Os cachorros de pequeno porte são super populares no Brasil e têm conquistado muitos lares e corações. Esses cães são conhecidos pelo tamanho compacto e pelo jeito carinhoso. Geralmente, eles pesam até 10 kg e são perfeitos para quem mora em apartamentos ou espaços menores. Algumas raças que bombam são chihuahua, lulu da pomerânia, yorkshire terrier, maltês, shih tzu e pug.

A seguir, vamos explorar algumas curiosidades sobre esses pequenos companheiros!

### 1. Expectativa de vida mais longa

Os cães pequenos costumam viver mais do que os de raças médias e grandes. Enquanto um cachorro grande geralmente vive de 8 a 12 anos, os menores podem facilmente chegar aos 15 ou até 18 anos. Essa diferença se deve ao metabolismo eficiente dos cães menores e ao fato de eles desgastarem menos as articulações e o coração. Para os donos, isso significa mais tempo juntos, mas também requer mais atenção em relação à saúde e nutrição ao longo dos anos.

### 2. Temperamento corajoso e determinado

Apesar de serem pequenos, esses cães são bem destemidos. Raças como o chihuahua e o dachshund, por exemplo, foram criadas para caçar pequenos animais, o que faz com que tenham traços de coragem e vigilância. Essa confiança os leva a se comportarem como verdadeiros guardiões, latindo para avisar sobre qualquer movimento estranho. Assim, eles se tornam ótimos companheiros para quem busca proteção em casa.

### 3. Adaptabilidade a diferentes espaços

Uma das grandes vantagens dos cachorros pequenos é a facilidade de se adaptar a ambientes menores.

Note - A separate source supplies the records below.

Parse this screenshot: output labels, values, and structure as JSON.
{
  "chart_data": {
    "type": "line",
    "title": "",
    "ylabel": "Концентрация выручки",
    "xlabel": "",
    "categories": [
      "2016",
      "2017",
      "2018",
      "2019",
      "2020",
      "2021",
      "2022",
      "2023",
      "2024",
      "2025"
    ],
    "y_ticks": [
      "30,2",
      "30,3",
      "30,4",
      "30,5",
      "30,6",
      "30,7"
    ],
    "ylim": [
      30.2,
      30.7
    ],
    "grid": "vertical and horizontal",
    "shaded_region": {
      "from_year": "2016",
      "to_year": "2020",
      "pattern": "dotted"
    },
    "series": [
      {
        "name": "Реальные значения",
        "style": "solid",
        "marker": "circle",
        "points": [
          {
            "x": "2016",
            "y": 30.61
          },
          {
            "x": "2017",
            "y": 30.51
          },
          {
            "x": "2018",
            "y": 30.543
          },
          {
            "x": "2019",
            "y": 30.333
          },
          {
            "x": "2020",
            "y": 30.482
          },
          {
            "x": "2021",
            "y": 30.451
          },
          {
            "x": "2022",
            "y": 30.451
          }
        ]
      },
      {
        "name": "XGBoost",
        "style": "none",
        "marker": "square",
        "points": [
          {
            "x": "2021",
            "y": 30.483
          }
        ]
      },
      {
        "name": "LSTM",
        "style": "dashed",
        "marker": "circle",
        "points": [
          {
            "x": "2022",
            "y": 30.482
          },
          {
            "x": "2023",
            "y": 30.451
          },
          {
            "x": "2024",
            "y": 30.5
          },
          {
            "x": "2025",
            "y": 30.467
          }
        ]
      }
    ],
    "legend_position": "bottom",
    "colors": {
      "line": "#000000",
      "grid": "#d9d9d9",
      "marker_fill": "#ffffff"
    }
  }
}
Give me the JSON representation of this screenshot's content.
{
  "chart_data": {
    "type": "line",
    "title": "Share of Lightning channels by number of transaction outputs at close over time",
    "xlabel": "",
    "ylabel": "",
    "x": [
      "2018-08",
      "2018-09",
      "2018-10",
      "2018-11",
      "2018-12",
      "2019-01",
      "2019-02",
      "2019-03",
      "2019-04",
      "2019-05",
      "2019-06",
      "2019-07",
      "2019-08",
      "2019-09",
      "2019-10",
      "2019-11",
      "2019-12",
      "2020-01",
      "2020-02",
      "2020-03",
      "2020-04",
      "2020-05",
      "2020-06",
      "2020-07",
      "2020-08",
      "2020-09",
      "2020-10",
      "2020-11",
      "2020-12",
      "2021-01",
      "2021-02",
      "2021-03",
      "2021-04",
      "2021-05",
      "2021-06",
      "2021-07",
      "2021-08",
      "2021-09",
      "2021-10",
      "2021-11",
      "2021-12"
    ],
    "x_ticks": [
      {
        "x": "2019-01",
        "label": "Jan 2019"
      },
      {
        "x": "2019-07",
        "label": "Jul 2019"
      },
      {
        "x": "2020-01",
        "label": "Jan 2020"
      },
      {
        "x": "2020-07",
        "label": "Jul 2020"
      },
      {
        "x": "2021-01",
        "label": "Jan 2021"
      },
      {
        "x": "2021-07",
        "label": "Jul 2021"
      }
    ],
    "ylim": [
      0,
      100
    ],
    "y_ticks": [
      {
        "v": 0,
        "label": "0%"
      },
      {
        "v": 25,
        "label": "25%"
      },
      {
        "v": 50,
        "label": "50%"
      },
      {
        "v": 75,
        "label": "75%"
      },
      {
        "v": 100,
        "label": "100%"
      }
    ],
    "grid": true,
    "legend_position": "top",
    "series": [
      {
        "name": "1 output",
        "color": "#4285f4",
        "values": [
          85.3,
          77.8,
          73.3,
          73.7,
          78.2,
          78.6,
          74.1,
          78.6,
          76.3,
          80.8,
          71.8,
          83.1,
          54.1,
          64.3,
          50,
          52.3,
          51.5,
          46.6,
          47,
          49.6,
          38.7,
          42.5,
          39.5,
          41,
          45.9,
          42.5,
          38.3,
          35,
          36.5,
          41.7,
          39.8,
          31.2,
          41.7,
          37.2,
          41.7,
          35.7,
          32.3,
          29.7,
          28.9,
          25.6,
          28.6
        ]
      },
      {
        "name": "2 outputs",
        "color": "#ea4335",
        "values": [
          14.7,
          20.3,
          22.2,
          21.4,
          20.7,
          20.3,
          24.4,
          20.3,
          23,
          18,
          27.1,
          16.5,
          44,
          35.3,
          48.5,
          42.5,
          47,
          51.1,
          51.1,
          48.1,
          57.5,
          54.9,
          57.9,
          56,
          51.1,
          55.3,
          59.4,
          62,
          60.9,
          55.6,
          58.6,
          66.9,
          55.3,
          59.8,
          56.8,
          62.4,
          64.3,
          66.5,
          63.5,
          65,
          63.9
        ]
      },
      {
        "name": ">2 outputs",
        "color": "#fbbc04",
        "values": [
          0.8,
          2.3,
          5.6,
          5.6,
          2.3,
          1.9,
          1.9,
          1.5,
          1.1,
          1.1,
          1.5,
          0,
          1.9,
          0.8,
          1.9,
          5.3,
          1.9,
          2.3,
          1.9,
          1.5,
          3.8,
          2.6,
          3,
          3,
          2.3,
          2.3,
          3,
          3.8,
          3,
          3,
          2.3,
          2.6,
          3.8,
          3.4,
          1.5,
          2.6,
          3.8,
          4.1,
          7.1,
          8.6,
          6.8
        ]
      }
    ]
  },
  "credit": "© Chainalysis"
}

Eles são ideais para apartamentos e casas sem quintal, pois ocupam pouco espaço e não gastam muita energia se locomovendo. No entanto, mesmo assim, eles não devem ficar sem atividades. É importante que façam caminhadas diárias e tenham momentos de brincadeiras para manter o equilíbrio físico e mental.

Esses cães têm um metabolismo acelerado e corpos menores, o que torna essencial uma dieta bem balanceada. Se só comerem ração ou petiscos excessivos, podem engordar rapidinho, o que afeta articulações, coração e fígado. O ideal é que a ração seja específica para o porte e a idade, com grãos menores e ricos em nutrientes.

### 5. Estrutura corporal mais delicada

Cães pequenos têm uma estrutura mais delicada, com ossos finos e articulações sensíveis. Por isso, quedas e saltos de móveis podem causar lesões, como fraturas. Para os tutores que têm crianças pequenas, é fundamental ensinar a manusear esses pets com cuidado, evitando apertos e puxões. Evitar que eles subam em sofás ou camas altas sem ajuda é importante para garantir a segurança deles.

Além disso, a vocalização intensa é uma característica de várias raças pequenas, como o pinscher e o terrier. Esses cães foram criados para alertar sobre movimentos suspeitos, e essa herança ainda se manifesta hoje. Eles costumam latir muito, principalmente quando estão entediados ou buscando atenção.

### 7. Sensibilidade a temperaturas extremas

Cães pequenos também são mais sensíveis às temperaturas extremas. Eles perdem calor corporal mais rápido devido ao porte reduzido. Raças com pelo curto, como o chihuahua, sentem muito frio e podem precisar de roupinhas e cobertores para se aquecer. No calor, a exposição excessiva ao sol pode gerar desidratação e insolação. É importante que os tutores prestem atenção a sinais como tremores, respiração ofegante e apatia, que indicam desconforto térmico.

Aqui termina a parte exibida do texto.